A review by aish_dols
Verity by Colleen Hoover

4.0

'Verity Crawford' – An extremely successful author, was involved in an accident and unable to complete her series, 'The Noble Virtues'. Six parts have been published and the remaining three parts are left hanging until Pantem Press want another author, who later happens to be Lowen, a young woman who is on the brink of financial ruin, to complete the other books since she writes in the same genre as Verity. This contract is worth half a million dollars.

Lowen takes the job and is invited to Verity's home, courtesy of Jeremy, to come check out his wife's luxury but messy office for ideas that may help her finish the series since Verity left a lot of notes lying about.

In Jeremy's words..."The world was her manuscript. No surface was safe."

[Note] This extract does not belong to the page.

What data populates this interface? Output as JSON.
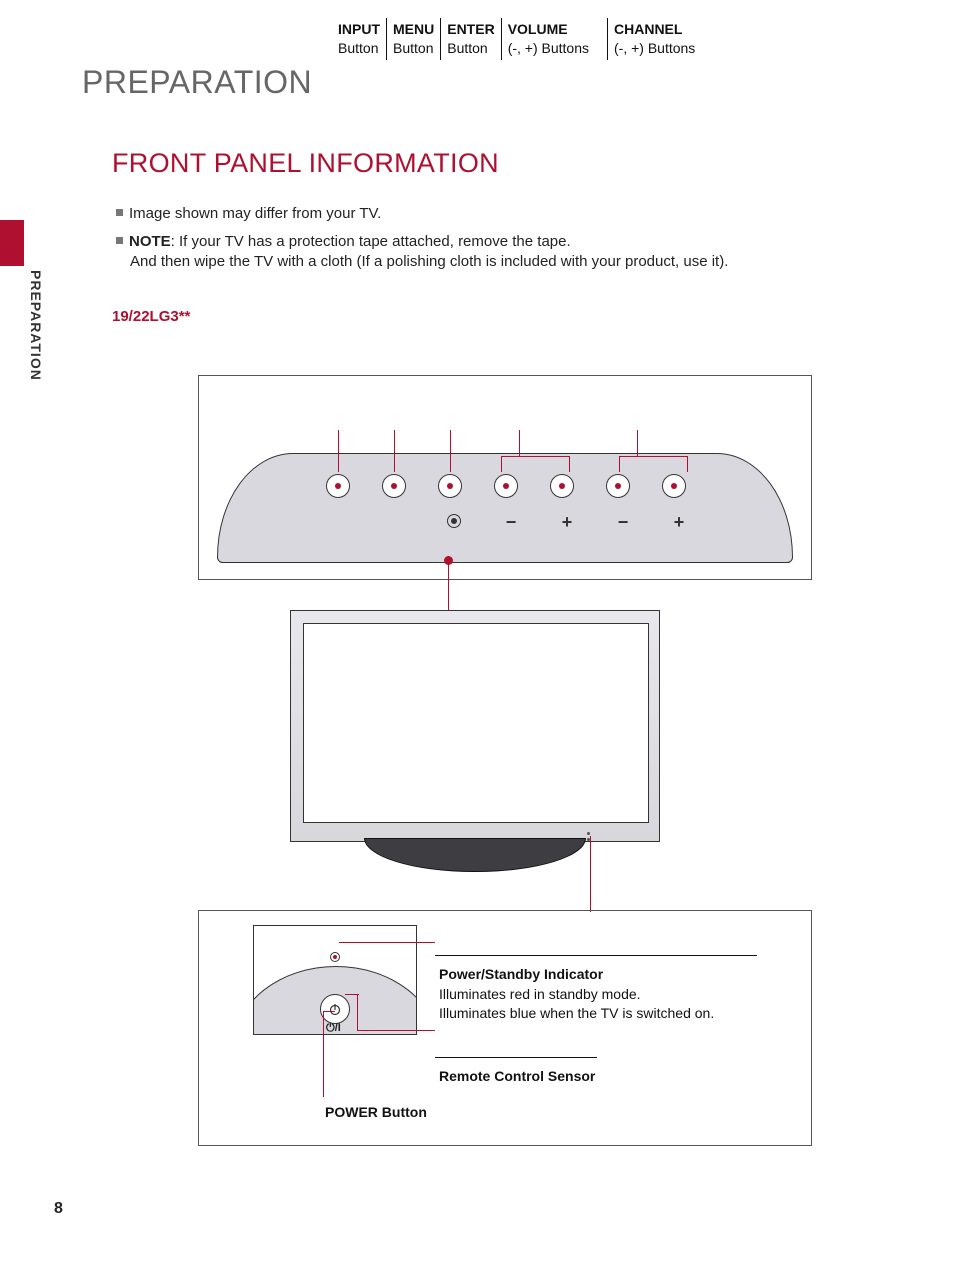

While working, Lowen finds an autobiography of Verity that was never meant to be found nor read. In it she discovers dark and disturbing secrets Things the well loved author did to her own children, her questionable obsession with Jeremy and the real truth behind her other daughter, Harper's death, months after one of them, Chastin died.

In this autobiography, I found Verity to be vicious, callous, psychotic. It all made sense, how she was able to write six books from the villain's point of view. Lowen, however revels in it somehow, content that the brilliant Verity is a monster, because why not? She is falling in love with Jeremy and it helps to know the woman he cares for so greatly is actually a demon. Some hope for her, yes?


Colleen Hoover did a good job of twisting my mind so I will twist this review for fun. The hideous things Verity wrote in her autobiography included, trying to abort her own children with a wire hanger in the bathroom because Jeremy seemed to love the twins growing in her belly more than her, Putting off the baby monitor and leaving the twins to cry after they were born so she could attend to her writing, Choking Harper and nearly suffocating her to death for disconnected reasons. These things were dark but not as dark as what really happened when Harper drowned.

The author did a fine job of giving the characters their own lives. It wasn't rushed, I saw their personalities vividly but the book got me at the end with a letter and all I'd do is leave a fragment of it that Verity herself wrote while pretending to be sick to save herself from the rage and madness of her husband, to save her life because Jeremy had tried to murder her twice before Lowen even walked into their lives.

The ending left me unsettled. I doff my hat for Colleen Hoover's weaving powers. She's a master in her art.

I'll end this review with a fragment from the letter that ends the book, that throws we the readers into turmoil.


"I can’t explain the mind of a writer to you, Jeremy. Especially the mind of a writer who has been through more devastation than most writers combined. We’re able to separate our reality from fiction in such a way that it feels as if we live in both worlds, but never both worlds at once." – Verity.

Maybe Verity is crazy. Maybe Jeremy is insane. Maybe, just maybe, Lowen herself is the psychotic one who wants this story the way she wants it. Anything for love. Several truth were manipulated here. What truth is yours?